Even the nine-hour drive by myself to the beach house near Adelaide was just what I needed. No stopping because someone else wanted a coffee or a wee. An entire podcast series of my choice.

No talking, other than the voice in my head: “How good.” Knowing I had a book deadline and lingering pneumonia, my friend Pies offered me her place in a South Australian town with a long beach and no shops. The house is a 1960s time capsule where our families have spent memorable holidays over decades.

This time, nobody else would be there. It would be all mine. Pies’ beach house.

Credit: Kate Halfpenny The idea of 12 days to write and recover with only myself to look after was intoxicating. I packed two pairs of tracky dacks, my wetsuit and boogie board, a tin of lemon slice, an electric blanket and a leopard print fake fur coat. Hit the road.

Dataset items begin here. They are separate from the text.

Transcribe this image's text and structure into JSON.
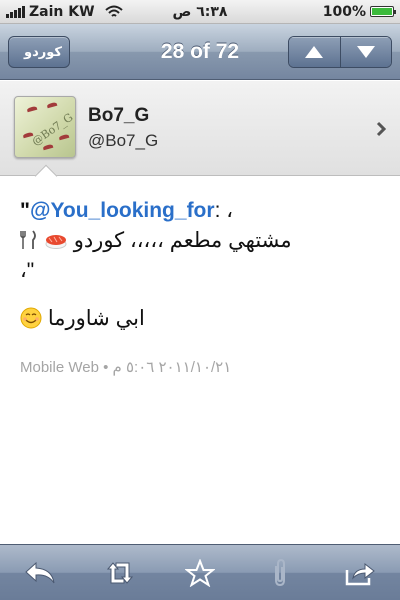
{
  "status_bar": {
    "carrier": "Zain KW",
    "time": "٦:٣٨ ص",
    "battery_percent": "100%",
    "battery_level": 1.0
  },
  "nav": {
    "back_label": "كوردو",
    "title": "28 of 72",
    "up_icon": "up-arrow-icon",
    "down_icon": "down-arrow-icon"
  },
  "profile": {
    "name": "Bo7_G",
    "handle": "@Bo7_G",
    "avatar_text": "@Bo7_G"
  },
  "tweet": {
    "open_quote": "\"",
    "mention": "@You_looking_for",
    "after_mention": ": ،",
    "line2_text": "مشتهي مطعم ،،،،، كوردو",
    "line3_text": "،\"",
    "line4_text": "ابي شاورما",
    "meta": "Mobile Web • ٢٠١١/١٠/٢١ ٥:٠٦ م"
  },
  "toolbar": {
    "items": [
      "reply-icon",
      "retweet-icon",
      "star-icon",
      "attachment-icon",
      "share-icon"
    ]
  },
  "colors": {
    "mention": "#2a6fc9",
    "nav_bar": "#8899ae",
    "meta_text": "#a5a5a5"
  }
}
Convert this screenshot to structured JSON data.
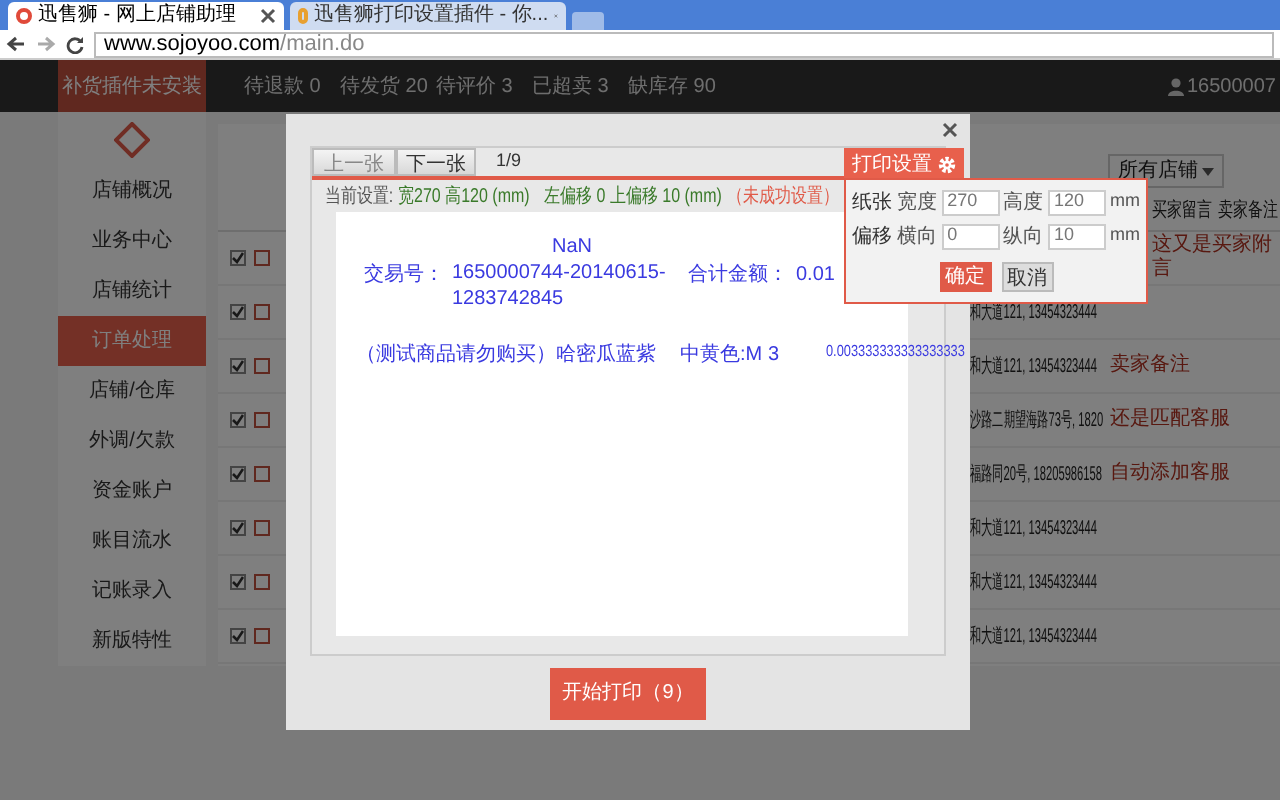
{
  "browser": {
    "tabs": [
      {
        "title": "迅售狮 - 网上店铺助理",
        "selected": true
      },
      {
        "title": "迅售狮打印设置插件 - 你...",
        "selected": false
      }
    ],
    "url_host": "www.sojoyoo.com",
    "url_path": "/main.do"
  },
  "background": {
    "top_button": "补货插件未安装",
    "stats": [
      "待退款 0",
      "待发货 20",
      "待评价 3",
      "已超卖 3",
      "缺库存 90"
    ],
    "user": "16500007",
    "sidebar": [
      {
        "label": "店铺概况",
        "selected": false
      },
      {
        "label": "业务中心",
        "selected": false
      },
      {
        "label": "店铺统计",
        "selected": false
      },
      {
        "label": "订单处理",
        "selected": true
      },
      {
        "label": "店铺/仓库",
        "selected": false
      },
      {
        "label": "外调/欠款",
        "selected": false
      },
      {
        "label": "资金账户",
        "selected": false
      },
      {
        "label": "账目流水",
        "selected": false
      },
      {
        "label": "记账录入",
        "selected": false
      },
      {
        "label": "新版特性",
        "selected": false
      }
    ],
    "filter": "所有店铺",
    "columns": [
      "买家留言",
      "卖家备注"
    ],
    "rows": [
      {
        "checked": true,
        "address": "",
        "note": "这又是买家附言"
      },
      {
        "checked": true,
        "address": "和大道121, 13454323444",
        "note": ""
      },
      {
        "checked": true,
        "address": "和大道121, 13454323444",
        "note": "卖家备注"
      },
      {
        "checked": true,
        "address": "沙路二期望海路73号, 1820",
        "note": "还是匹配客服"
      },
      {
        "checked": true,
        "address": "福路同20号, 18205986158",
        "note": "自动添加客服"
      },
      {
        "checked": true,
        "address": "和大道121, 13454323444",
        "note": ""
      },
      {
        "checked": true,
        "address": "和大道121, 13454323444",
        "note": ""
      },
      {
        "checked": true,
        "address": "和大道121, 13454323444",
        "note": ""
      }
    ]
  },
  "dialog": {
    "prev": "上一张",
    "next": "下一张",
    "page": "1/9",
    "info": {
      "label": "当前设置:",
      "size": "宽270 高120 (mm)",
      "offset": "左偏移 0 上偏移 10 (mm)",
      "status": "（未成功设置）"
    },
    "paper": {
      "title": "NaN",
      "trade_label": "交易号：",
      "trade_no": [
        "1650000744-20140615-",
        "1283742845"
      ],
      "total_label": "合计金额：",
      "total": "0.01",
      "item": [
        "（测试商品请勿购买）哈密瓜蓝紫",
        "中黄色:M",
        "3",
        "0.003333333333333333"
      ]
    },
    "print_button": "开始打印（9）"
  },
  "settings": {
    "button": "打印设置",
    "rows": [
      {
        "label": "纸张",
        "fields": [
          {
            "label": "宽度",
            "value": "270"
          },
          {
            "label": "高度",
            "value": "120",
            "unit": "mm"
          }
        ]
      },
      {
        "label": "偏移",
        "fields": [
          {
            "label": "横向",
            "value": "0"
          },
          {
            "label": "纵向",
            "value": "10",
            "unit": "mm"
          }
        ]
      }
    ],
    "ok": "确定",
    "cancel": "取消"
  }
}
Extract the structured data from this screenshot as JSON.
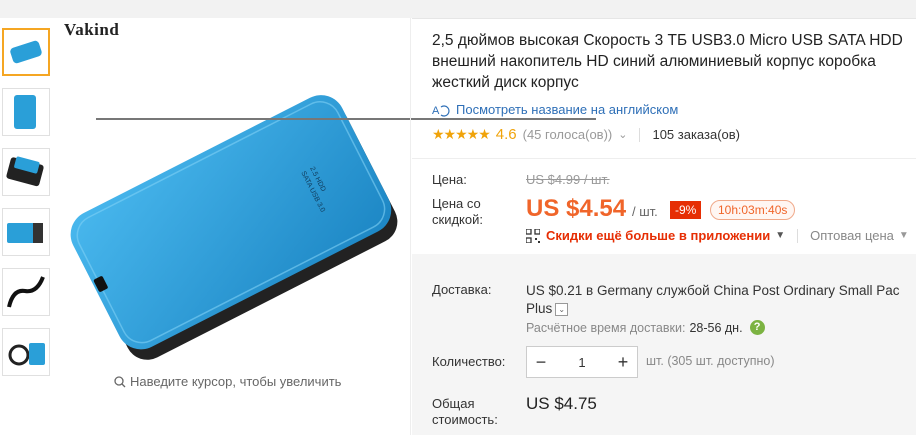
{
  "gallery": {
    "brand": "Vakind",
    "thumbs": [
      "thumb-1",
      "thumb-2",
      "thumb-3",
      "thumb-4",
      "thumb-5",
      "thumb-6"
    ],
    "zoom_hint": "Наведите курсор, чтобы увеличить",
    "accent": "#f5a623",
    "product_color": "#2a9fd8"
  },
  "product": {
    "title_line1": "2,5 дюймов высокая Скорость 3 ТБ USB3.0 Micro USB SATA HDD",
    "title_line2": "внешний накопитель HD синий алюминиевый корпус коробка",
    "title_line3": "жесткий диск корпус",
    "translate_link": "Посмотреть название на английском",
    "rating_score": "4.6",
    "votes": "(45 голоса(ов))",
    "orders": "105 заказа(ов)"
  },
  "price": {
    "label_price": "Цена:",
    "old_price": "US $4.99 / шт.",
    "label_discount_line1": "Цена со",
    "label_discount_line2": "скидкой:",
    "current": "US $4.54",
    "unit": "/ шт.",
    "discount_badge": "-9%",
    "timer": "10h:03m:40s",
    "app_offer": "Скидки ещё больше в приложении",
    "wholesale": "Оптовая цена",
    "price_color": "#f0652a",
    "badge_color": "#e62e04"
  },
  "shipping": {
    "label": "Доставка:",
    "text_line1": "US $0.21 в Germany службой China Post Ordinary Small Pac",
    "text_line2": "Plus",
    "eta_label": "Расчётное время доставки:",
    "eta_value": "28-56 дн."
  },
  "quantity": {
    "label": "Количество:",
    "value": "1",
    "minus": "−",
    "plus": "+",
    "available": "шт. (305 шт. доступно)"
  },
  "total": {
    "label_line1": "Общая",
    "label_line2": "стоимость:",
    "value": "US $4.75"
  }
}
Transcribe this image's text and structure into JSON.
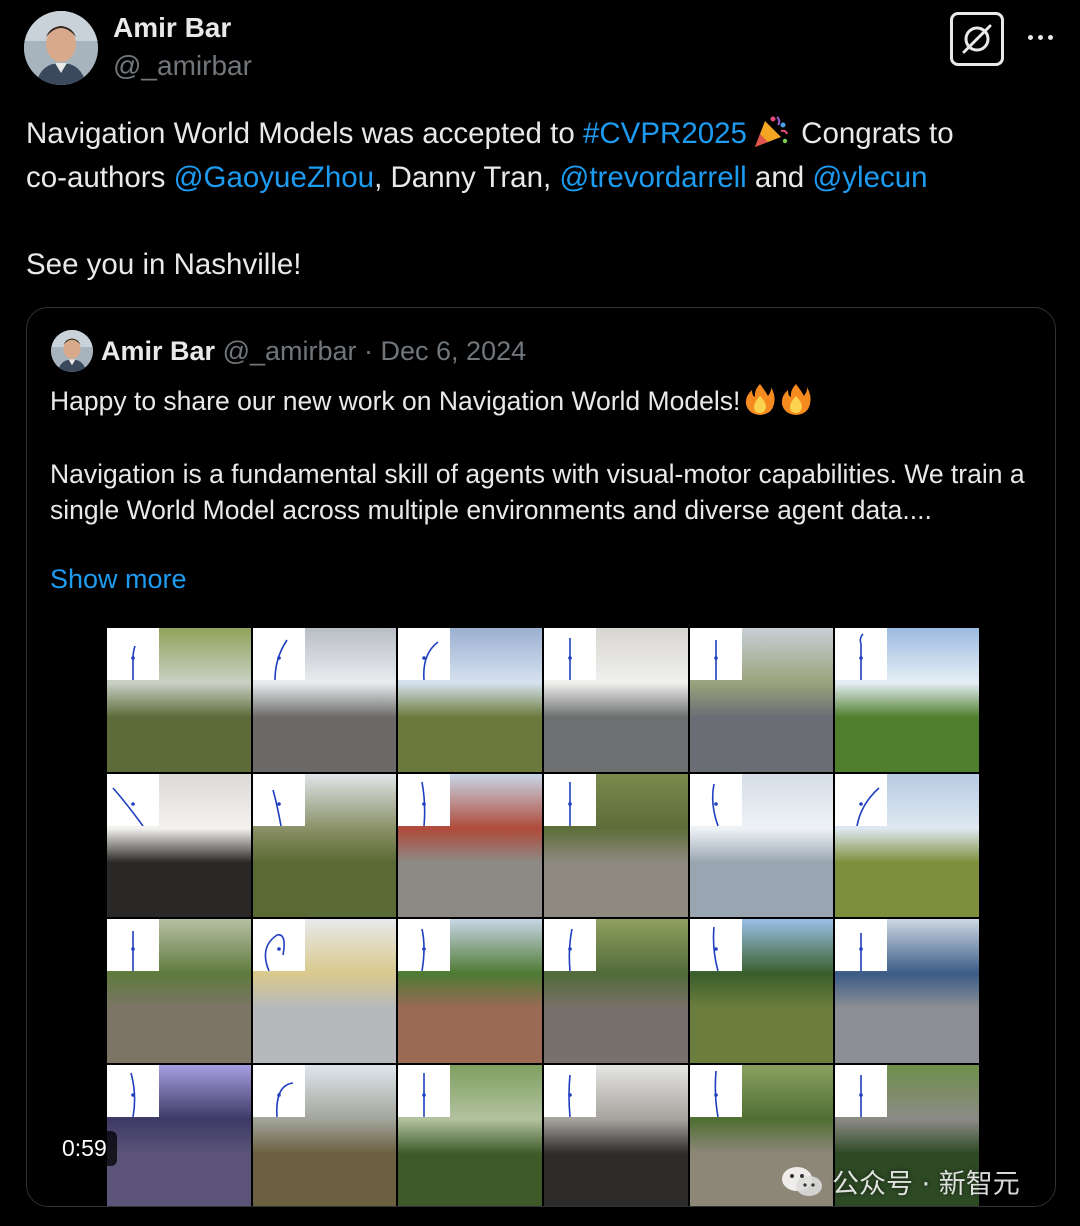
{
  "author": {
    "name": "Amir Bar",
    "handle": "@_amirbar"
  },
  "header_icons": {
    "grok": "grok-icon",
    "more": "more-options-icon"
  },
  "tweet": {
    "line1_a": "Navigation World Models was accepted to ",
    "hashtag": "#CVPR2025",
    "line1_b": " Congrats to",
    "line2_a": "co-authors ",
    "mention1": "@GaoyueZhou",
    "line2_b": ", Danny Tran, ",
    "mention2": "@trevordarrell",
    "line2_c": " and ",
    "mention3": "@ylecun",
    "line3": "See you in Nashville!"
  },
  "quote": {
    "name": "Amir Bar",
    "handle": "@_amirbar",
    "separator": " · ",
    "date": "Dec 6, 2024",
    "line1": "Happy to share our new work on Navigation World Models!",
    "body": "Navigation is a fundamental skill of agents with visual-motor capabilities. We train a single World Model across multiple environments and diverse agent data....",
    "show_more": "Show more"
  },
  "video": {
    "duration": "0:59"
  },
  "watermark": {
    "text": "公众号 · 新智元"
  },
  "colors": {
    "background": "#000000",
    "text": "#e7e9ea",
    "secondary": "#71767b",
    "link": "#1d9bf0",
    "border": "#2f3336"
  }
}
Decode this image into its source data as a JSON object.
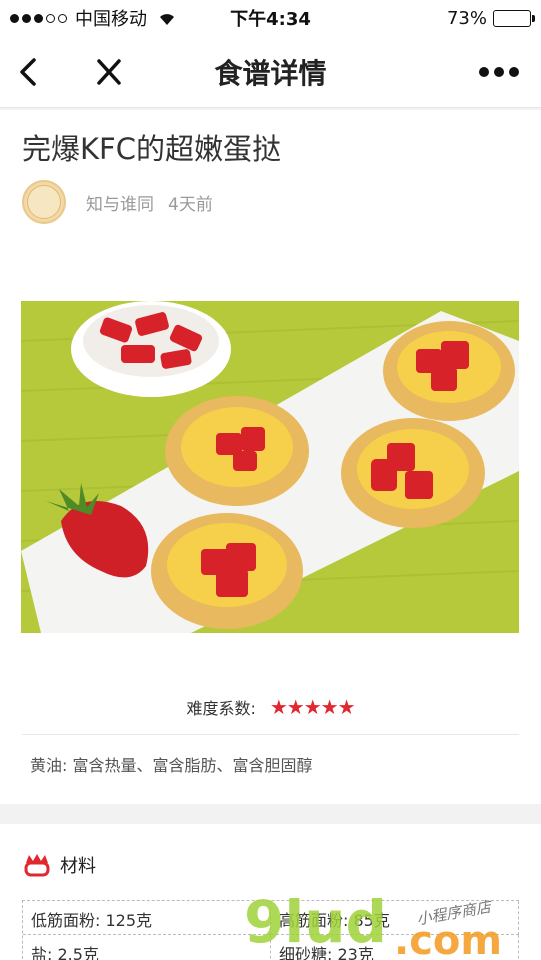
{
  "status_bar": {
    "carrier": "中国移动",
    "time": "下午4:34",
    "battery": "73%",
    "battery_level": 0.73
  },
  "nav": {
    "title": "食谱详情",
    "back_icon": "chevron-left-icon",
    "close_icon": "close-icon",
    "more_icon": "more-dots-icon"
  },
  "recipe": {
    "title": "完爆KFC的超嫩蛋挞",
    "author": "知与谁同",
    "posted": "4天前",
    "difficulty_label": "难度系数:",
    "difficulty_stars": "★★★★★",
    "difficulty_value": 5,
    "note": "黄油: 富含热量、富含脂肪、富含胆固醇"
  },
  "materials": {
    "heading": "材料",
    "rows": [
      [
        "低筋面粉: 125克",
        "高筋面粉: 85克"
      ],
      [
        "盐: 2.5克",
        "细砂糖: 23克"
      ]
    ]
  },
  "watermark": {
    "brand": "9lud.com",
    "handwriting": "小程序商店"
  },
  "colors": {
    "star": "#e0282e",
    "battery": "#f5c518",
    "watermark_green": "#9fd33a",
    "watermark_orange": "#f39a1e"
  }
}
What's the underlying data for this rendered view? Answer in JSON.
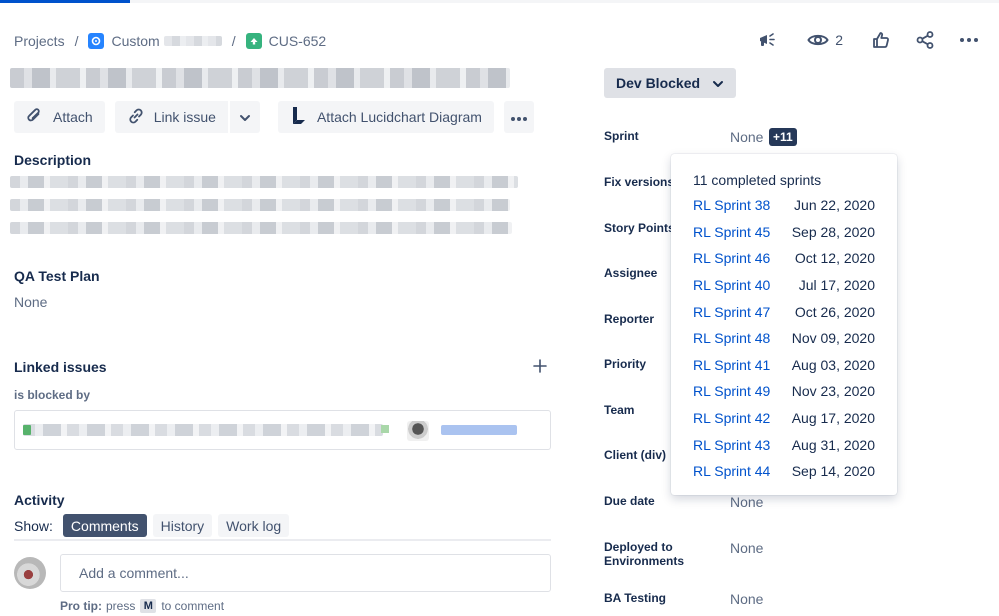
{
  "breadcrumb": {
    "projects": "Projects",
    "project_name": "Custom",
    "issue_key": "CUS-652"
  },
  "header": {
    "watch_count": "2"
  },
  "toolbar": {
    "attach": "Attach",
    "link_issue": "Link issue",
    "lucidchart": "Attach Lucidchart Diagram"
  },
  "description": {
    "heading": "Description"
  },
  "qa_test_plan": {
    "heading": "QA Test Plan",
    "value": "None"
  },
  "linked_issues": {
    "heading": "Linked issues",
    "relation": "is blocked by"
  },
  "activity": {
    "heading": "Activity",
    "show_label": "Show:",
    "tabs": [
      "Comments",
      "History",
      "Work log"
    ],
    "comment_placeholder": "Add a comment...",
    "pro_tip_label": "Pro tip:",
    "pro_tip_press": "press",
    "pro_tip_key": "M",
    "pro_tip_rest": "to comment"
  },
  "status": {
    "label": "Dev Blocked"
  },
  "fields": {
    "sprint": {
      "label": "Sprint",
      "value": "None",
      "badge": "+11"
    },
    "fix_versions": {
      "label": "Fix versions"
    },
    "story_points": {
      "label": "Story Points"
    },
    "assignee": {
      "label": "Assignee"
    },
    "reporter": {
      "label": "Reporter"
    },
    "priority": {
      "label": "Priority"
    },
    "team": {
      "label": "Team"
    },
    "client_div": {
      "label": "Client (div)"
    },
    "due_date": {
      "label": "Due date",
      "value": "None"
    },
    "deployed_env": {
      "label_line1": "Deployed to",
      "label_line2": "Environments",
      "value": "None"
    },
    "ba_testing": {
      "label": "BA Testing",
      "value": "None"
    }
  },
  "sprint_popup": {
    "title": "11 completed sprints",
    "sprints": [
      {
        "name": "RL Sprint 38",
        "date": "Jun 22, 2020"
      },
      {
        "name": "RL Sprint 45",
        "date": "Sep 28, 2020"
      },
      {
        "name": "RL Sprint 46",
        "date": "Oct 12, 2020"
      },
      {
        "name": "RL Sprint 40",
        "date": "Jul 17, 2020"
      },
      {
        "name": "RL Sprint 47",
        "date": "Oct 26, 2020"
      },
      {
        "name": "RL Sprint 48",
        "date": "Nov 09, 2020"
      },
      {
        "name": "RL Sprint 41",
        "date": "Aug 03, 2020"
      },
      {
        "name": "RL Sprint 49",
        "date": "Nov 23, 2020"
      },
      {
        "name": "RL Sprint 42",
        "date": "Aug 17, 2020"
      },
      {
        "name": "RL Sprint 43",
        "date": "Aug 31, 2020"
      },
      {
        "name": "RL Sprint 44",
        "date": "Sep 14, 2020"
      }
    ]
  },
  "colors": {
    "link": "#0052cc",
    "text": "#172b4d",
    "subtle": "#5e6c84",
    "story_type": "#36b37e",
    "project_icon": "#2684ff"
  }
}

At the house, I made a pot of chicken soup and ate nothing else but that and chocolate every day. Without a TV, at night I listened to the second season of the podcast and did tapestry. Went to bed early, got up early to walk.

Wrote and read and bought old band t-shirts at the op shop two small towns over. In a world that often bombards us with the notion that happiness lies in constant connection, I’m discovering something surprising and profound: the joy of solitude. In midlife, being alone feels like the ultimate luxury.

It’s not about loneliness or withdrawing from the world. It’s about actively reclaiming time for myself and relishi.